Ahead of the drills, South Korean President Lee Myung-bak on Monday asked all South Koreans to be more united and vigilant about North Korea.

"The highest-level of national security comes from unity among the people," Lee said in a previously scheduled meeting with home affairs officials, according to Lee's office. North Korea provokes South Korea when "our public opinion is divided," Lee said.

Breakthrough? Meanwhile, Richardson, New Mexico's governor, who visiting Pyongyang to try to ease tensions, won agreement from North Korea to allow U.N. nuclear inspectors to return, according to CNN which has a team traveling with him.

Pyongyang "agreed to allow International Atomic Energy Agency personnel to return to a nuclear facility in the country and agreed to negotiate the sale of 12,000 ... fuel rods and ship them to an outside country, presumably to South Korea", CNN said, quoting correspondent Wolf Blitzer in Pyongyang.

"The North has also agreed to consider Richardson's proposal for a military commission between the United States, North Korea and South Korea as well as a separate hotline for the Koreas' militaries."

The South Korean Foreign Ministry said it could not confirm the agreement.

"We do not have the specific details yet, so it is too early to make an official evaluation," a spokesman said.

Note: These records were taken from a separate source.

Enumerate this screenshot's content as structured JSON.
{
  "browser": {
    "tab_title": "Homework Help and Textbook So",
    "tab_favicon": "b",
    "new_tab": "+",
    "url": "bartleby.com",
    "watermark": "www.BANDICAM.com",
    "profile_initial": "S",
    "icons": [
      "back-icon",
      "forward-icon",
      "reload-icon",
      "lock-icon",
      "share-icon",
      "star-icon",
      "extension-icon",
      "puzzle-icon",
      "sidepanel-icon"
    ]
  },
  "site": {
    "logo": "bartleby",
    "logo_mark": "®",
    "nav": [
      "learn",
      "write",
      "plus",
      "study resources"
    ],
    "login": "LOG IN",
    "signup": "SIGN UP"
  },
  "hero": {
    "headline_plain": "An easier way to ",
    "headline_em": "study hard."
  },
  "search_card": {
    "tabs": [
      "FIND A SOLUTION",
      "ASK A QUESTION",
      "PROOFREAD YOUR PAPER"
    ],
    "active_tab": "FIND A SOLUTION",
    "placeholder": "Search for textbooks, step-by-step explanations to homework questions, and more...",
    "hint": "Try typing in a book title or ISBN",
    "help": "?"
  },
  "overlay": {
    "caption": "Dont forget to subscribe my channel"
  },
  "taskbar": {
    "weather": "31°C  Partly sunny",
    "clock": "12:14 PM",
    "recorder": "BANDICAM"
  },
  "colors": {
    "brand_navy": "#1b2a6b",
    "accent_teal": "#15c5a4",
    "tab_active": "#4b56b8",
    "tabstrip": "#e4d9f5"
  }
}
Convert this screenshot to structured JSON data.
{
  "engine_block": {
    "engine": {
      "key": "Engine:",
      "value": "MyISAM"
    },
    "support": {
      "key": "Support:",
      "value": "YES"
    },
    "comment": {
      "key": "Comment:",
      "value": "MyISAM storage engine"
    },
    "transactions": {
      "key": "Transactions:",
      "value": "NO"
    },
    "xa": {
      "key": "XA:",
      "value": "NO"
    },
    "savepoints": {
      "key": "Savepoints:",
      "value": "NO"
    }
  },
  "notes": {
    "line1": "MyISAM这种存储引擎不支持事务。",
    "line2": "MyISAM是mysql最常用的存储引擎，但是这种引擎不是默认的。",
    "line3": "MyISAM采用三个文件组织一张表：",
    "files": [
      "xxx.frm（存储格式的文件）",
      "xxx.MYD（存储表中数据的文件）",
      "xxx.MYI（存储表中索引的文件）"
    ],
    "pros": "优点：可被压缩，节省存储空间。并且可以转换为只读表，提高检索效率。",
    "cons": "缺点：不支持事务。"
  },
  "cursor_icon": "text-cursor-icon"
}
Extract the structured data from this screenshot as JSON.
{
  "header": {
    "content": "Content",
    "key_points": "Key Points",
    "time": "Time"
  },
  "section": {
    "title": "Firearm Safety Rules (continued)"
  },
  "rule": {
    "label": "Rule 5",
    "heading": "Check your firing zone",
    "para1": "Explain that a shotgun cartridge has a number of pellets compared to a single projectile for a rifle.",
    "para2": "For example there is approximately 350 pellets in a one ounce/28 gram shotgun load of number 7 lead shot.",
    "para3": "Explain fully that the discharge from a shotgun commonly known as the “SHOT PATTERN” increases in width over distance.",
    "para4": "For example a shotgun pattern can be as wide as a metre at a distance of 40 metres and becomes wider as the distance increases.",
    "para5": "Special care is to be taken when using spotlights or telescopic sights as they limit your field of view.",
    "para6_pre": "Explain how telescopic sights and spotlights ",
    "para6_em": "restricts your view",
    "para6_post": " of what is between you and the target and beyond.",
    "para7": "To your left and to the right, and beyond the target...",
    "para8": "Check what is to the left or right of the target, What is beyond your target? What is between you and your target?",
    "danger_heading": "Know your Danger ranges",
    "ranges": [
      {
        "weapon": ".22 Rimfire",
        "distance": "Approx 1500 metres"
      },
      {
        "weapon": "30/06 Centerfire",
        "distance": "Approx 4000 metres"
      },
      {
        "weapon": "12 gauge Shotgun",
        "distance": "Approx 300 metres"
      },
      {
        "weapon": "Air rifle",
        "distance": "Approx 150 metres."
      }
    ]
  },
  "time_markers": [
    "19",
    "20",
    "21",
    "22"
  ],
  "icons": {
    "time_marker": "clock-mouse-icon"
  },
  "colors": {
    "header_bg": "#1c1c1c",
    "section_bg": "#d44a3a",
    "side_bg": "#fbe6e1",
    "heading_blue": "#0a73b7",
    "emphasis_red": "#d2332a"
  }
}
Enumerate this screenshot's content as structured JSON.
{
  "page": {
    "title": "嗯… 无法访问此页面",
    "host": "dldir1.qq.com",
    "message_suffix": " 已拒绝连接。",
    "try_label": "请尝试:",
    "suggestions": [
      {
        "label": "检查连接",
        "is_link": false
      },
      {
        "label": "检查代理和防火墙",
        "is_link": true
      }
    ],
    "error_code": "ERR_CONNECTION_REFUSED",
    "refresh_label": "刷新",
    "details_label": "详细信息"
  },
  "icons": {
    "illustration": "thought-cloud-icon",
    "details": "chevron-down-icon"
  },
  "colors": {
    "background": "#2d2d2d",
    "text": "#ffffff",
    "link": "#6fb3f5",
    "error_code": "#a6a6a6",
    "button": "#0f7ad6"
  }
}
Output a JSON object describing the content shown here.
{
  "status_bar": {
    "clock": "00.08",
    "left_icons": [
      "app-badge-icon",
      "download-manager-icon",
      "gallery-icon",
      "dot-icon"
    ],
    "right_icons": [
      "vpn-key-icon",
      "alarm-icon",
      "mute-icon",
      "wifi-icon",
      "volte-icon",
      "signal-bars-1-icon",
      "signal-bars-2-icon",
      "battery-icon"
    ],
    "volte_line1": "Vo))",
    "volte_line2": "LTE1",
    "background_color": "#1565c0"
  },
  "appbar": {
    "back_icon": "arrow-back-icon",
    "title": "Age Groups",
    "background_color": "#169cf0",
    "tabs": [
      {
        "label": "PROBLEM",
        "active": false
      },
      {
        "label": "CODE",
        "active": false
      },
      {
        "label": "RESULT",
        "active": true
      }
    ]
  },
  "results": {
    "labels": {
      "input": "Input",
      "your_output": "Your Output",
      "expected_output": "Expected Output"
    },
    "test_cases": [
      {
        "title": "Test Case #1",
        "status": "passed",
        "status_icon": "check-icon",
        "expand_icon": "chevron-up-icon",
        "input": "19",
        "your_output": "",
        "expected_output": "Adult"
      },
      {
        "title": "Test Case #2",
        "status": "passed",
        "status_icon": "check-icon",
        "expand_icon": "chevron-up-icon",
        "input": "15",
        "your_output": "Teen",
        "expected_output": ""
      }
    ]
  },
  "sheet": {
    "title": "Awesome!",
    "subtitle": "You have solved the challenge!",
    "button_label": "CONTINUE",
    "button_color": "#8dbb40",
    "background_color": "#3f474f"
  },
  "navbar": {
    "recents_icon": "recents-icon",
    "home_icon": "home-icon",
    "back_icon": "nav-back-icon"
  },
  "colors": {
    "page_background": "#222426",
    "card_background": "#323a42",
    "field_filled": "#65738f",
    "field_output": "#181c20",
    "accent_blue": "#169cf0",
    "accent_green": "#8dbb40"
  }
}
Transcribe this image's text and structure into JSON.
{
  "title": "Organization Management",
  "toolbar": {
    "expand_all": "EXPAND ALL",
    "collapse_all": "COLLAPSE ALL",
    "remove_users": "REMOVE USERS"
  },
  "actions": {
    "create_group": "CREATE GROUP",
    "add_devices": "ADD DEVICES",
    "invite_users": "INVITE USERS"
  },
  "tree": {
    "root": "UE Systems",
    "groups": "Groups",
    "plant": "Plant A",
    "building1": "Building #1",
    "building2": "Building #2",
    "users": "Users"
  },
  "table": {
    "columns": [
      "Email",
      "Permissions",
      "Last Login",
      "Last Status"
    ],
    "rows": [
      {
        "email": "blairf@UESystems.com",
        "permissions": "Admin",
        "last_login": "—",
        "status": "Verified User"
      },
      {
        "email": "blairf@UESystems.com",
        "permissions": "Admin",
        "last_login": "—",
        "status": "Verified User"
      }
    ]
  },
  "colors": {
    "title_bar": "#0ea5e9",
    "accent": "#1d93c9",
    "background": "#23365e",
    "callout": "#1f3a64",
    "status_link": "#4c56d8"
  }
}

Richardson was visiting in an unofficial capacity, the traditional means of communication between the two sides, but it was unclear whether the reported agreement would ease tensions, particularly given Pyongyang's poor record of honoring deals.

North Korea expelled inspectors in April 2009 after ripping up a previous disarmament-for-aid agreement.

North Korea expert Kim Yong-hyun of Dongguk University said the proposed sale of fuel rods would indicate Pyongyang was offering to shut down its plutonium-based nuclear program, which bringing back inspectors would also indicate.

"It means that they are prepared to give up, at least in part, the plutonium program, which has been the source of the fuel rods they came up with," he said. "It would be considerable progress, if true."

However, North Korea last month unveiled major technical progress in uranium enrichment, suggesting another reason it could be willing to end the plutonium program.

No agreement at U.N.
The U.N. Security Council failed Sunday to agree on a statement to address rising tensions on the Korean peninsula.

U.S. Ambassador Susan Rice said the United States and other council members demanded that the council condemn North Korea for two deadly attacks this year that have helped send relations to their lowest point in decades. But diplomats said China strongly objected.

After eight hours of closed-door consultations Sunday, Russia's U.N. Ambassador Vitaly Churkin, who called the emergency council meeting, told reporters "we were not successful in bridging all the bridges."

Although some countries still need to consult capitals, Rice said "the gaps that remain are unlikely to be bridged."